Rapt deals with themes of loss of identity, sanity, serenity and ultimately with death.

Three empty chairs move ouija board style in the work's early moments.
A desperate humanity is variously portrayed; through the moaning and muttering residents of a madhouse; or as two beings quietly suffocating in conjoined gasmasks while the opiate of the people, The TV, orbits dangerously out of control.

But there are also themes of hope, of rebirth, and the very first image is a filmed one in which an angelically chubby, naked, baby boy gently pees into his cloudlike couch, and smiles. Later comes the Zen Buddhist koan: "show me your face before you were born."

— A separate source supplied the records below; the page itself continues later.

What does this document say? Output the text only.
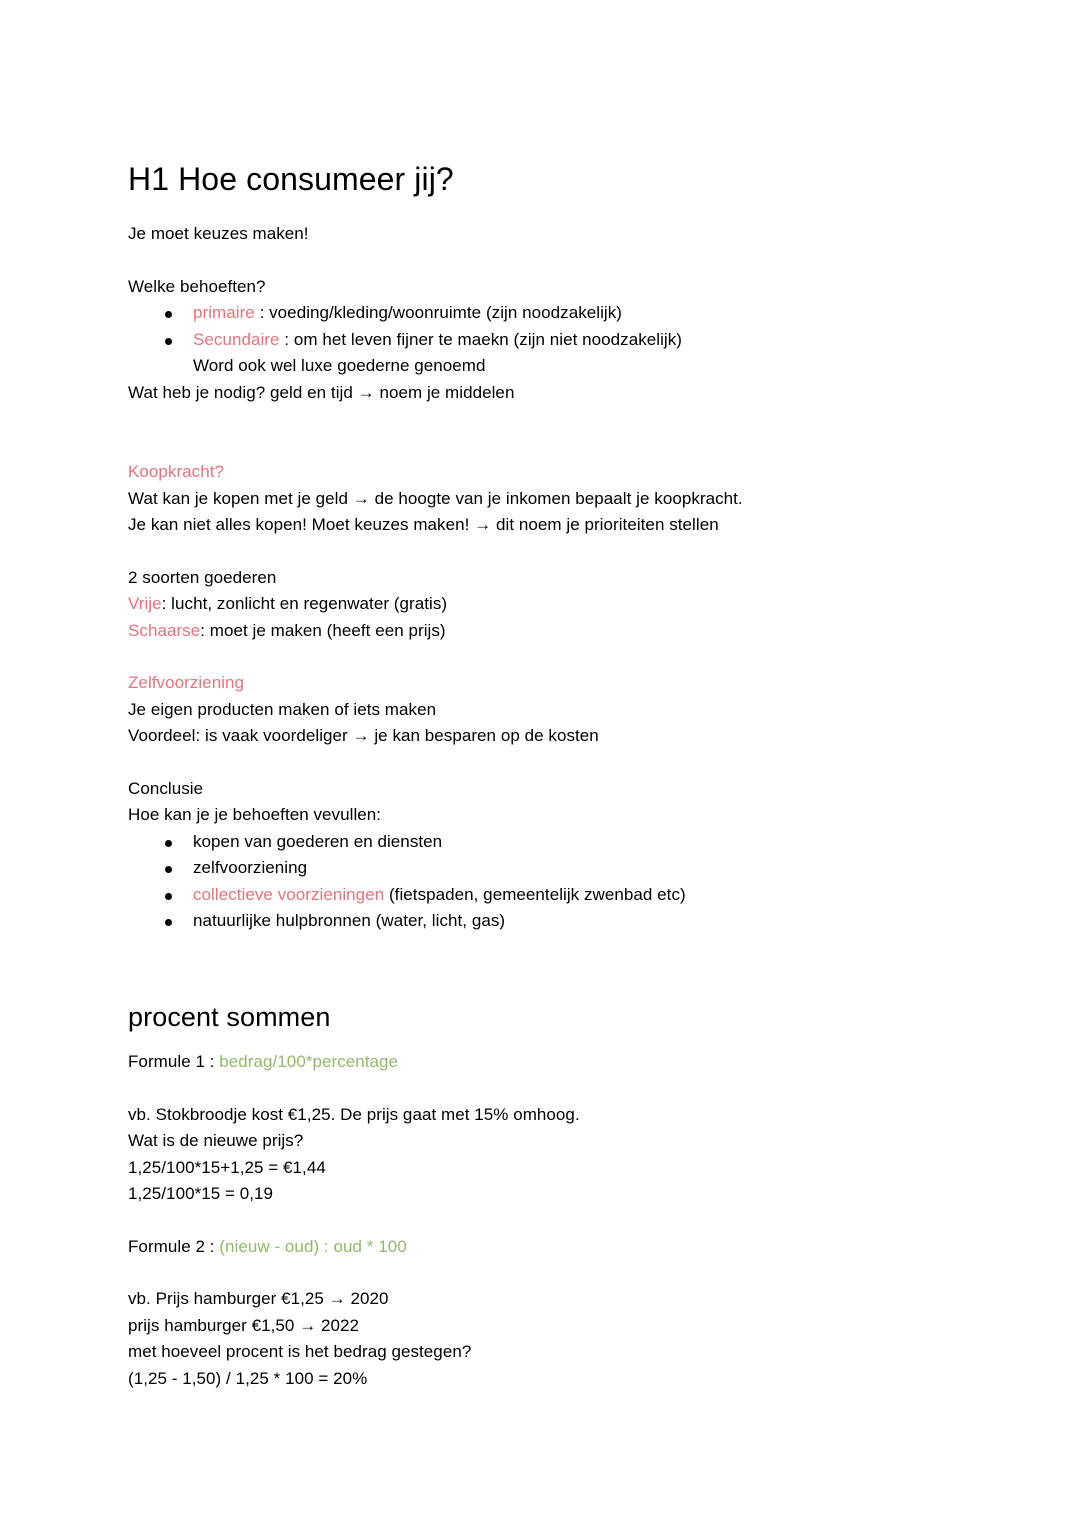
H1 Hoe consumeer jij?

Je moet keuzes maken!

Welke behoeften?

primaire : voeding/kleding/woonruimte (zijn noodzakelijk)
Secundaire : om het leven fijner te maekn (zijn niet noodzakelijk)
Word ook wel luxe goederne genoemd

Wat heb je nodig? geld en tijd → noem je middelen

Koopkracht?

Wat kan je kopen met je geld → de hoogte van je inkomen bepaalt je koopkracht.

Je kan niet alles kopen! Moet keuzes maken! → dit noem je prioriteiten stellen

2 soorten goederen

Vrije: lucht, zonlicht en regenwater (gratis)

Schaarse: moet je maken (heeft een prijs)

Zelfvoorziening

Je eigen producten maken of iets maken

Voordeel: is vaak voordeliger → je kan besparen op de kosten

Conclusie

Hoe kan je je behoeften vevullen:

kopen van goederen en diensten
zelfvoorziening
collectieve voorzieningen (fietspaden, gemeentelijk zwenbad etc)
natuurlijke hulpbronnen (water, licht, gas)
procent sommen

Formule 1 : bedrag/100*percentage

vb. Stokbroodje kost €1,25. De prijs gaat met 15% omhoog.

Wat is de nieuwe prijs?

1,25/100*15+1,25 = €1,44

1,25/100*15 = 0,19

Formule 2 : (nieuw - oud) : oud * 100

vb. Prijs hamburger €1,25 → 2020

prijs hamburger €1,50 → 2022

met hoeveel procent is het bedrag gestegen?

(1,25 - 1,50) / 1,25 * 100 = 20%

The magnificent Sarah-Jane Howard, another astonishing talent, dressed in a brief and gauzy dress of springlike green, dominates the stage with her creative goddess power and beauty, the comparatively gentle Kelly Nash, in a tunic of ocean blue, her close ally.

The beautiful bodies of the dancers in full Wright flight - and much of the music - sing of hope and passion, albeit against the odds, in Wright's eye.

But the most magical moment of seeming rebirth comes in Alex Sasha Leonhartsberger's heartstopping solo. His slender frame is very different to the stocky original, but so completely and utterly embodies Wright's own magnificent dancing body in this moment of total transmutation, that it hurts."